ピーター・シフ氏「ビットコインの将来の下落は深刻化」と警告

長期保有者の大量売却で弱気拡大懸念
ビットコイン市場で長期保有者の大量売却が続き、将来の下落幅がさらに深刻化するとの見方が強まっている。金投資家ピーター・シフ氏は、強者から弱者へとBTCが移る現状が、次の下落局面を一段と悪化させると警告した。
実際、10月にはクジラを含む長期保有者が40万BTC以上を売却し、BTC価格は8万5,000ドルを割り込む急落を記録した。この強い売り圧力により、市場には不安が広がり、強気トレンドが再開するのか、あるいは本格的な弱気相場に突入するのかで投資家の意見は分裂している。

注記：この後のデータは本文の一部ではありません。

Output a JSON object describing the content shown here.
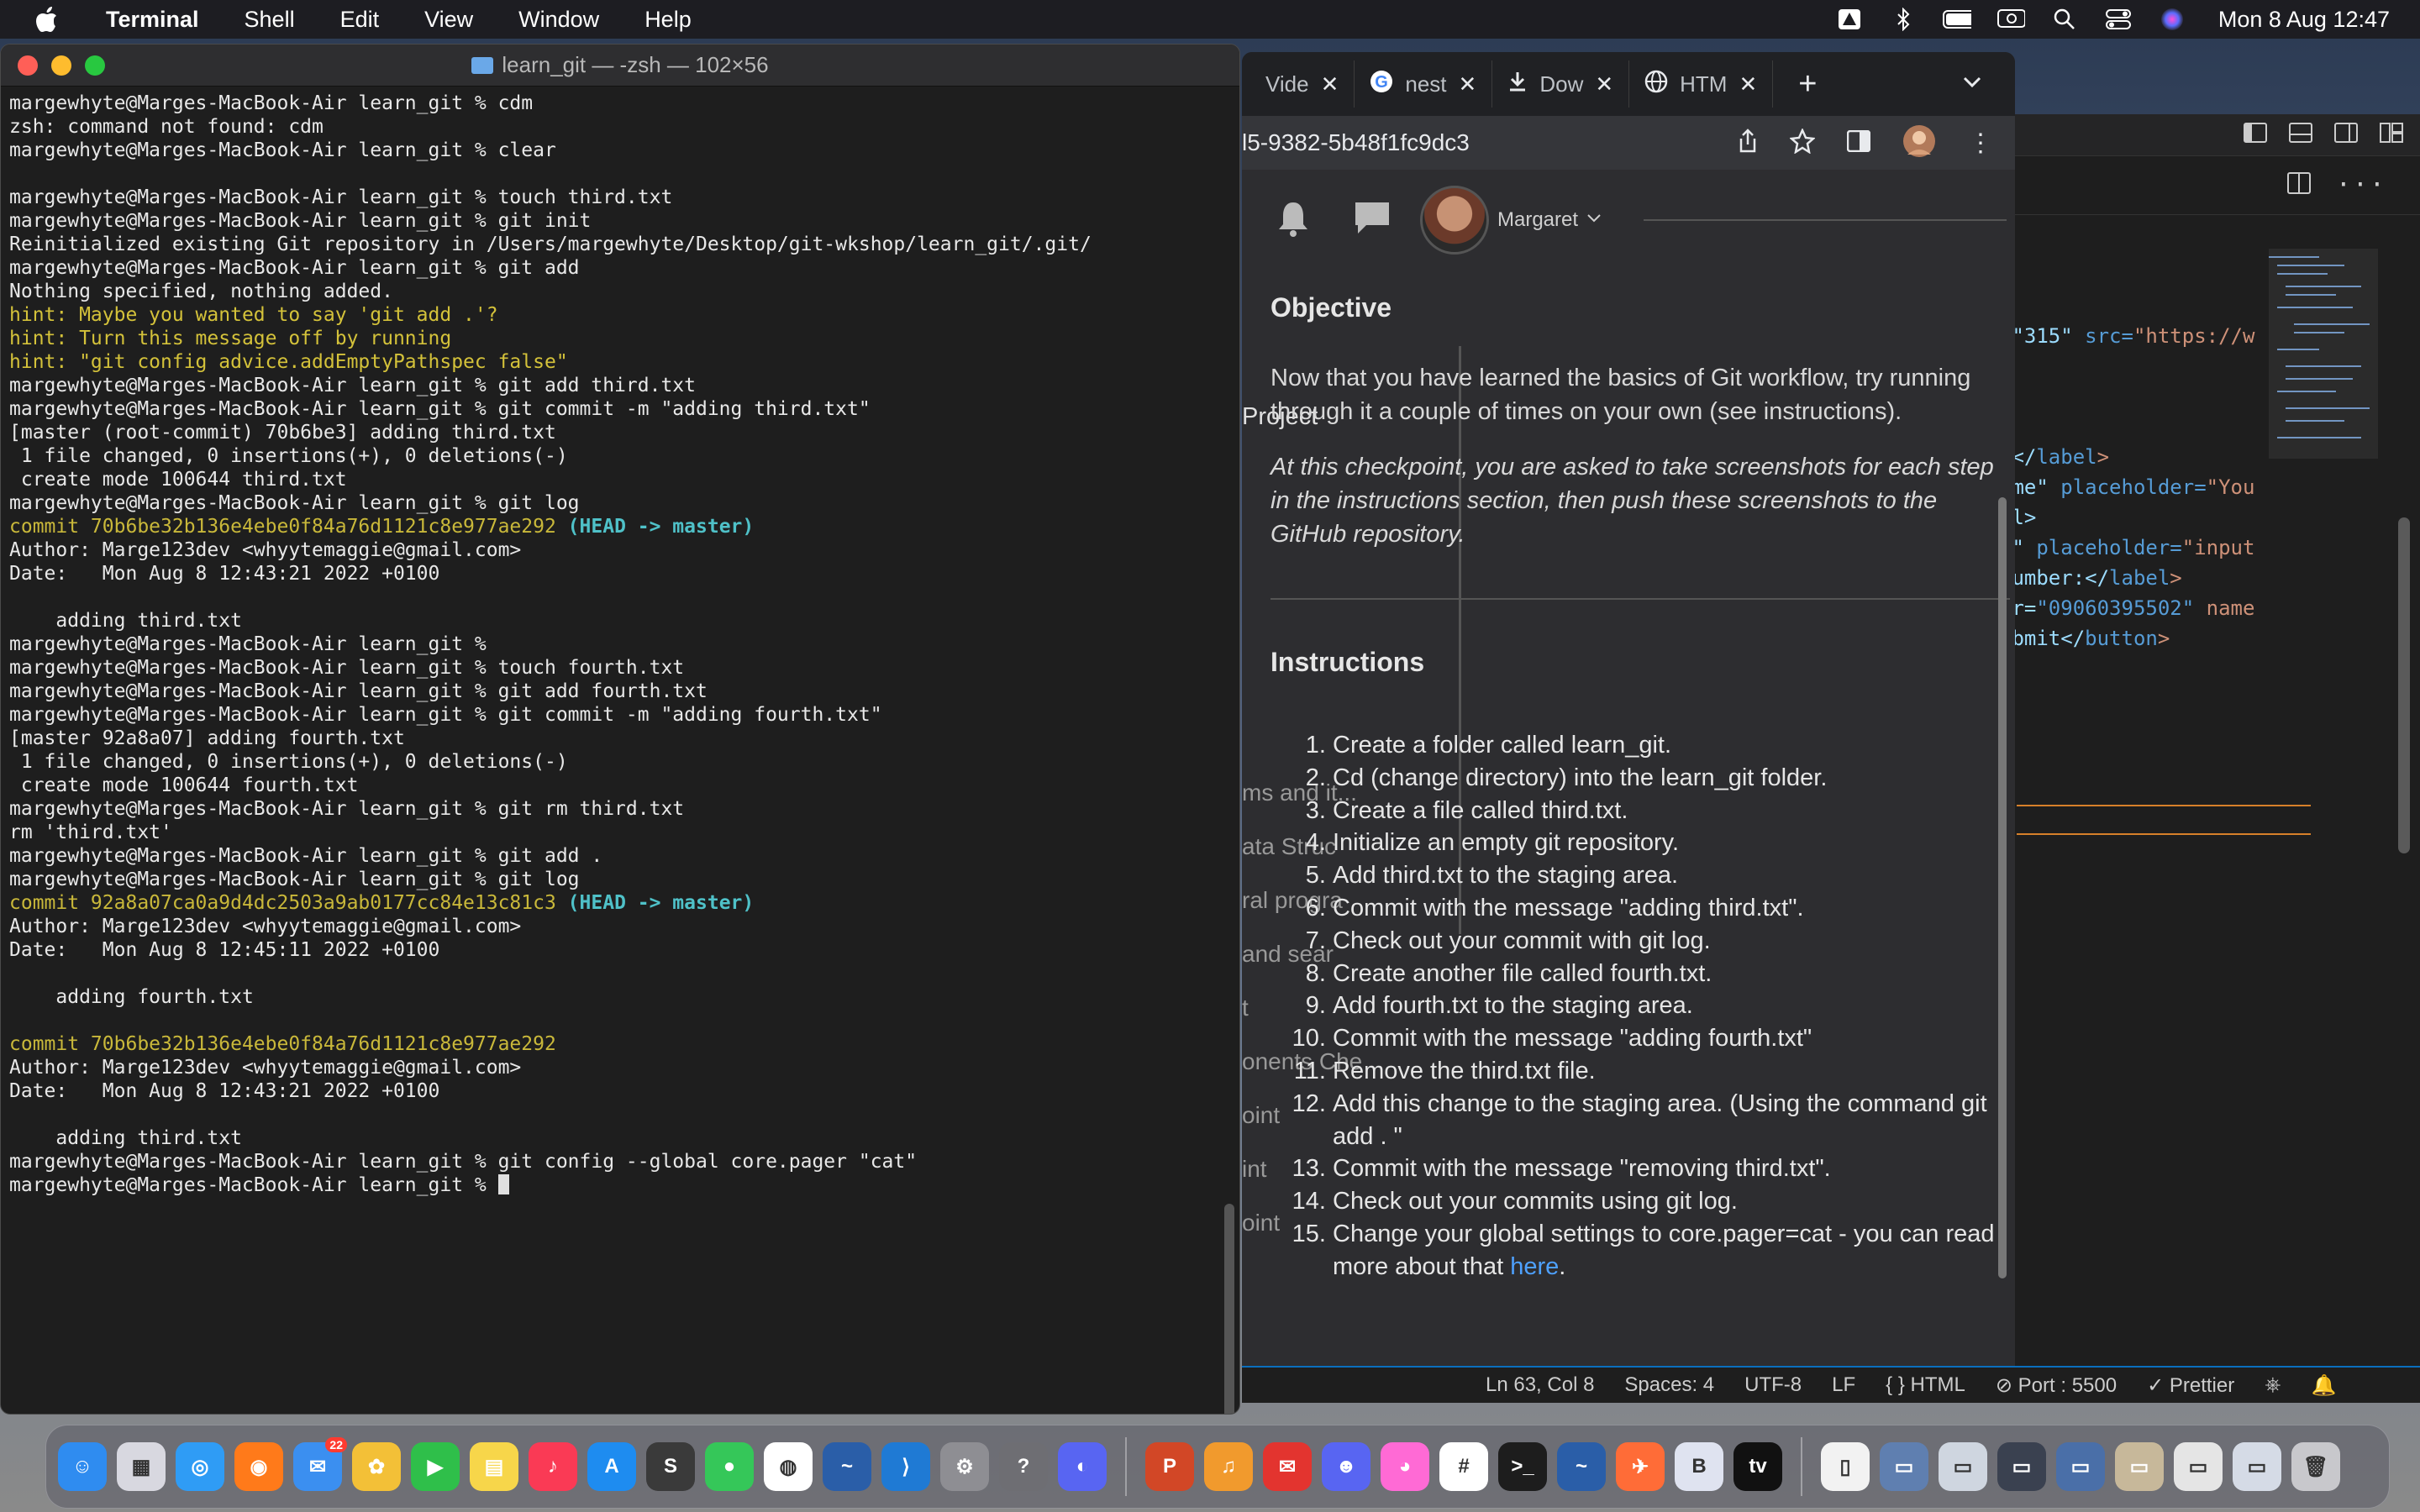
{
  "menubar": {
    "app_name": "Terminal",
    "items": [
      "Shell",
      "Edit",
      "View",
      "Window",
      "Help"
    ],
    "clock": "Mon 8 Aug  12:47"
  },
  "terminal": {
    "title": "learn_git — -zsh — 102×56",
    "lines": [
      {
        "t": "margewhyte@Marges-MacBook-Air learn_git % cdm"
      },
      {
        "t": "zsh: command not found: cdm"
      },
      {
        "t": "margewhyte@Marges-MacBook-Air learn_git % clear"
      },
      {
        "t": ""
      },
      {
        "t": "margewhyte@Marges-MacBook-Air learn_git % touch third.txt"
      },
      {
        "t": "margewhyte@Marges-MacBook-Air learn_git % git init"
      },
      {
        "t": "Reinitialized existing Git repository in /Users/margewhyte/Desktop/git-wkshop/learn_git/.git/"
      },
      {
        "t": "margewhyte@Marges-MacBook-Air learn_git % git add"
      },
      {
        "t": "Nothing specified, nothing added."
      },
      {
        "t": "hint: Maybe you wanted to say 'git add .'?",
        "s": "hint"
      },
      {
        "t": "hint: Turn this message off by running",
        "s": "hint"
      },
      {
        "t": "hint: \"git config advice.addEmptyPathspec false\"",
        "s": "hint"
      },
      {
        "t": "margewhyte@Marges-MacBook-Air learn_git % git add third.txt"
      },
      {
        "t": "margewhyte@Marges-MacBook-Air learn_git % git commit -m \"adding third.txt\""
      },
      {
        "t": "[master (root-commit) 70b6be3] adding third.txt"
      },
      {
        "t": " 1 file changed, 0 insertions(+), 0 deletions(-)"
      },
      {
        "t": " create mode 100644 third.txt"
      },
      {
        "t": "margewhyte@Marges-MacBook-Air learn_git % git log"
      },
      {
        "t": "commit 70b6be32b136e4ebe0f84a76d1121c8e977ae292",
        "s": "commit",
        "head": true
      },
      {
        "t": "Author: Marge123dev <whyytemaggie@gmail.com>"
      },
      {
        "t": "Date:   Mon Aug 8 12:43:21 2022 +0100"
      },
      {
        "t": ""
      },
      {
        "t": "    adding third.txt"
      },
      {
        "t": "margewhyte@Marges-MacBook-Air learn_git %"
      },
      {
        "t": "margewhyte@Marges-MacBook-Air learn_git % touch fourth.txt"
      },
      {
        "t": "margewhyte@Marges-MacBook-Air learn_git % git add fourth.txt"
      },
      {
        "t": "margewhyte@Marges-MacBook-Air learn_git % git commit -m \"adding fourth.txt\""
      },
      {
        "t": "[master 92a8a07] adding fourth.txt"
      },
      {
        "t": " 1 file changed, 0 insertions(+), 0 deletions(-)"
      },
      {
        "t": " create mode 100644 fourth.txt"
      },
      {
        "t": "margewhyte@Marges-MacBook-Air learn_git % git rm third.txt"
      },
      {
        "t": "rm 'third.txt'"
      },
      {
        "t": "margewhyte@Marges-MacBook-Air learn_git % git add ."
      },
      {
        "t": "margewhyte@Marges-MacBook-Air learn_git % git log"
      },
      {
        "t": "commit 92a8a07ca0a9d4dc2503a9ab0177cc84e13c81c3",
        "s": "commit",
        "head": true
      },
      {
        "t": "Author: Marge123dev <whyytemaggie@gmail.com>"
      },
      {
        "t": "Date:   Mon Aug 8 12:45:11 2022 +0100"
      },
      {
        "t": ""
      },
      {
        "t": "    adding fourth.txt"
      },
      {
        "t": ""
      },
      {
        "t": "commit 70b6be32b136e4ebe0f84a76d1121c8e977ae292",
        "s": "commit"
      },
      {
        "t": "Author: Marge123dev <whyytemaggie@gmail.com>"
      },
      {
        "t": "Date:   Mon Aug 8 12:43:21 2022 +0100"
      },
      {
        "t": ""
      },
      {
        "t": "    adding third.txt"
      },
      {
        "t": "margewhyte@Marges-MacBook-Air learn_git % git config --global core.pager \"cat\""
      },
      {
        "t": "margewhyte@Marges-MacBook-Air learn_git % ",
        "cursor": true
      }
    ],
    "head_ref": " (HEAD -> master)"
  },
  "browser": {
    "tabs": [
      {
        "label": "Vide",
        "icon": "video-icon"
      },
      {
        "label": "nest",
        "icon": "google-icon"
      },
      {
        "label": "Dow",
        "icon": "download-icon"
      },
      {
        "label": "HTM",
        "icon": "globe-icon"
      }
    ],
    "url": "l5-9382-5b48f1fc9dc3",
    "user_name": "Margaret",
    "sidebar_fragments": [
      "Project",
      "ms and it...",
      "ata Struc",
      "ral progra",
      "and sear",
      "t",
      "onents Che",
      "oint",
      "int",
      "oint"
    ],
    "objective_heading": "Objective",
    "objective_text": "Now that you have learned the basics of Git workflow, try running through it a couple of times on your own (see instructions).",
    "checkpoint_text": "At this checkpoint, you are asked to take screenshots for each step in the instructions section, then push these screenshots to the GitHub repository.",
    "instructions_heading": "Instructions",
    "instructions": [
      "Create a folder called learn_git.",
      "Cd (change directory) into the learn_git folder.",
      "Create a file called third.txt.",
      "Initialize an empty git repository.",
      "Add third.txt to the staging area.",
      "Commit with the message \"adding third.txt\".",
      "Check out your commit with git log.",
      "Create another file called fourth.txt.",
      "Add fourth.txt to the staging area.",
      "Commit with the message \"adding fourth.txt\"",
      "Remove the third.txt file.",
      "Add this change to the staging area. (Using the command git add . \"",
      "Commit with the message \"removing third.txt\".",
      "Check out your commits using git log.",
      "Change your global settings to core.pager=cat - you can read more about that "
    ],
    "instructions_link": "here",
    "instructions_end": "."
  },
  "editor": {
    "lines": [
      {
        "a": "=\"315\" ",
        "b": "src=",
        "c": "\"https://w"
      },
      {
        "a": "",
        "b": "",
        "c": ""
      },
      {
        "a": "",
        "b": "",
        "c": ""
      },
      {
        "a": "",
        "b": "",
        "c": ""
      },
      {
        "a": ":</",
        "b": "label",
        "c": ">"
      },
      {
        "a": "ame\" ",
        "b": "placeholder=",
        "c": "\"You"
      },
      {
        "a": "el>",
        "b": "",
        "c": ""
      },
      {
        "a": "l\" ",
        "b": "placeholder=",
        "c": "\"input"
      },
      {
        "a": "number:</",
        "b": "label",
        "c": ">"
      },
      {
        "a": "er=",
        "b": "\"09060395502\"",
        "c": " name"
      },
      {
        "a": "ubmit</",
        "b": "button",
        "c": ">"
      }
    ]
  },
  "statusbar": {
    "position": "Ln 63, Col 8",
    "spaces": "Spaces: 4",
    "encoding": "UTF-8",
    "eol": "LF",
    "language": "HTML",
    "port": "Port : 5500",
    "formatter": "Prettier"
  },
  "dock": {
    "mail_badge": "22",
    "apps": [
      {
        "name": "finder-icon",
        "bg": "#2f8cf0",
        "glyph": "☺"
      },
      {
        "name": "launchpad-icon",
        "bg": "#d8d8e0",
        "glyph": "▦"
      },
      {
        "name": "safari-icon",
        "bg": "#2f9cf5",
        "glyph": "◎"
      },
      {
        "name": "firefox-icon",
        "bg": "#ff7a1a",
        "glyph": "◉"
      },
      {
        "name": "mail-icon",
        "bg": "#3b8ff0",
        "glyph": "✉"
      },
      {
        "name": "photos-icon",
        "bg": "#f3c037",
        "glyph": "✿"
      },
      {
        "name": "facetime-icon",
        "bg": "#2fbf4a",
        "glyph": "▶"
      },
      {
        "name": "notes-icon",
        "bg": "#f7d64a",
        "glyph": "▤"
      },
      {
        "name": "music-icon",
        "bg": "#fa3a55",
        "glyph": "♪"
      },
      {
        "name": "app-store-icon",
        "bg": "#1e8cf0",
        "glyph": "A"
      },
      {
        "name": "sublime-icon",
        "bg": "#3a3a3a",
        "glyph": "S"
      },
      {
        "name": "messages-icon",
        "bg": "#35c759",
        "glyph": "●"
      },
      {
        "name": "chrome-icon",
        "bg": "#ffffff",
        "glyph": "◍"
      },
      {
        "name": "wireshark-icon",
        "bg": "#2a5ea8",
        "glyph": "~"
      },
      {
        "name": "vscode-icon",
        "bg": "#1f7ad4",
        "glyph": "⟩"
      },
      {
        "name": "system-preferences-icon",
        "bg": "#8e8e93",
        "glyph": "⚙"
      },
      {
        "name": "help-icon",
        "bg": "#6e6e73",
        "glyph": "?"
      },
      {
        "name": "discord-dock-icon",
        "bg": "#5865f2",
        "glyph": "◐"
      },
      {
        "name": "sep",
        "bg": "",
        "glyph": ""
      },
      {
        "name": "powerpoint-icon",
        "bg": "#d24726",
        "glyph": "P"
      },
      {
        "name": "garageband-icon",
        "bg": "#f19a2d",
        "glyph": "♫"
      },
      {
        "name": "email-client-icon",
        "bg": "#e3342f",
        "glyph": "✉"
      },
      {
        "name": "discord-icon",
        "bg": "#5865f2",
        "glyph": "☻"
      },
      {
        "name": "color-picker-icon",
        "bg": "#ff6ad5",
        "glyph": "◕"
      },
      {
        "name": "slack-icon",
        "bg": "#ffffff",
        "glyph": "#"
      },
      {
        "name": "terminal-icon",
        "bg": "#1d1d1d",
        "glyph": ">_"
      },
      {
        "name": "wireshark-2-icon",
        "bg": "#2a5ea8",
        "glyph": "~"
      },
      {
        "name": "postman-icon",
        "bg": "#ff6c37",
        "glyph": "✈"
      },
      {
        "name": "bbedit-icon",
        "bg": "#dfe3f0",
        "glyph": "B"
      },
      {
        "name": "apple-tv-icon",
        "bg": "#111111",
        "glyph": "tv"
      },
      {
        "name": "sep",
        "bg": "",
        "glyph": ""
      },
      {
        "name": "document-icon",
        "bg": "#f2f2f2",
        "glyph": "▯"
      },
      {
        "name": "folder-stack-icon",
        "bg": "#5f7fb0",
        "glyph": "▭"
      },
      {
        "name": "screenshot-stack-1-icon",
        "bg": "#cfd6e0",
        "glyph": "▭"
      },
      {
        "name": "screenshot-stack-2-icon",
        "bg": "#3a4150",
        "glyph": "▭"
      },
      {
        "name": "screenshot-stack-3-icon",
        "bg": "#4a6fa8",
        "glyph": "▭"
      },
      {
        "name": "screenshot-stack-4-icon",
        "bg": "#c7b89a",
        "glyph": "▭"
      },
      {
        "name": "screenshot-stack-5-icon",
        "bg": "#e5e5e5",
        "glyph": "▭"
      },
      {
        "name": "screenshot-stack-6-icon",
        "bg": "#d5dbe6",
        "glyph": "▭"
      },
      {
        "name": "trash-icon",
        "bg": "#c8c8cc",
        "glyph": "🗑"
      }
    ]
  }
}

こうした動きの背景には、長期保有者のキャッシュアウトが相次いでいることがある。初期BTC保有者のオーウェン・グンデン氏は1万1,000BTCを売却し、著名投資家ロバート・キヨサキ氏も225万ドル相当のBTCを売却した。キヨサキ氏は利益を収益事業へ振り向ける一方で、依然としてビットコインには強気姿勢を保ち、将来的には再び買い増す意向を示している。
Bitfinexアナリストによれば、長期保有者の売却とデリバティブ市場でのレバレッジ清算が短期的下落の主因である。しかし、ビットコインのファンダメンタルズは依然として強固であり、機関投資家の需要は継続すると見られている。これに対して、小売投資家は不安があれば即座に売却する傾向が強く、次の弱気相場では最大70%の下落が起き得るとの指摘もある。
総じて、市場は強弱入り乱れる複雑な局面にあり、長期保有者の動向が相場全体の方向性を左右する構図となっている。今後は機関投資家の需要が下支えとなる一方で、小売投資家の不安心理が新たな混乱を招く可能性も否定できない状況である。
GENAIの見解
GENAIピーター・シフ氏のように、金本位制の信奉者がビットコインの下落を煽るのは、もはや年中行事のようなものです。
確かに、長期保有者による40万BTC規模の売却は短期的には市場を冷やす要因となります。しかし、これは「弱気の兆し」ではなく、市場が成熟し、資産の再分配が進んでいる証拠だと捉えるべきです。
現状のBTC価格8万5,000ドル割れは、過去の相場パターンから見ても「長期上昇トレンドの押し目」にすぎません。むしろ、機関投資家によるETF需要や国家レベルの準備資産化が進む中で、供給側(長期保有者)から流動性が生まれる健全なサイクルです。
■ 「強い手」から「弱い手」へは誤解である
ピーター・シフ氏は「強い手から弱い手へ資金が移っている」と語っていますが、私の見立てでは真逆です。今のフェーズではむしろ、
- 個人の古参ホルダーが利確
- 機関・国が静かに買い集め
という**「弱い個人から強い機関へ」**の移動です。
これは、ビットコインの通貨化プロセスにおける自然な進化であり、10年前にゴールドがETF化されたときと全く同じ構図です。
つまり、短期的には下げ圧力でも、中長期では金融インフラとしての定着が進む流れに他なりません。
■ 将来見通し:1BTC=1億円の道は変わらず
私は一貫して申し上げていますが、**ビットコインが1億円に達するのは「時間の問題」です。今回の調整局面を悲観する必要はありません。
むしろ、これこそが「強い投資家が静かに買い増しするタイミング」**です。
abc(旧GFA)でも、ビットコインを中心とした戦略的ディーリング体制を整備しており、このような下落局面こそ「事業利益を原資にBTCを買い集める」フェーズとして位置づけています。
■ 機関の買いが市場の底を支える
Bitfinexの分析にもある通り、デリバティブの清算による一時的な売りが下落の主因です。これは過去の「清算ショック」と同様、短命なイベントで終わる公算が高いです。
特に米国の年金・ファンドがBTCを長期資産として組み入れる流れは止まりません。ETF市場の厚みが増すことで、今後はボラティリティが減少し、安定資産化していくでしょう。
■ 結論:短期の弱気は「買い場」、中長期の強気は「確信」
- ビットコインの根本的価値は毀損していない
- 長期保有者の売却は市場循環の一部
- 機関投資家による吸収が進行中
以上を踏まえると、今回の報道は「恐怖を煽るニュース」ではなく、本格的な長期上昇トレンドの中の一服と見るのが合理的です。
abcとしても、ヘッジを活用したデルタニュートラル運用で利益を確保しつつ、BTC現物を積み増す方針に変わりはありません。
※本見解は、松田元の個人的ポジショントークを含みます。投資判断はご自身の責任にてお願いいたします。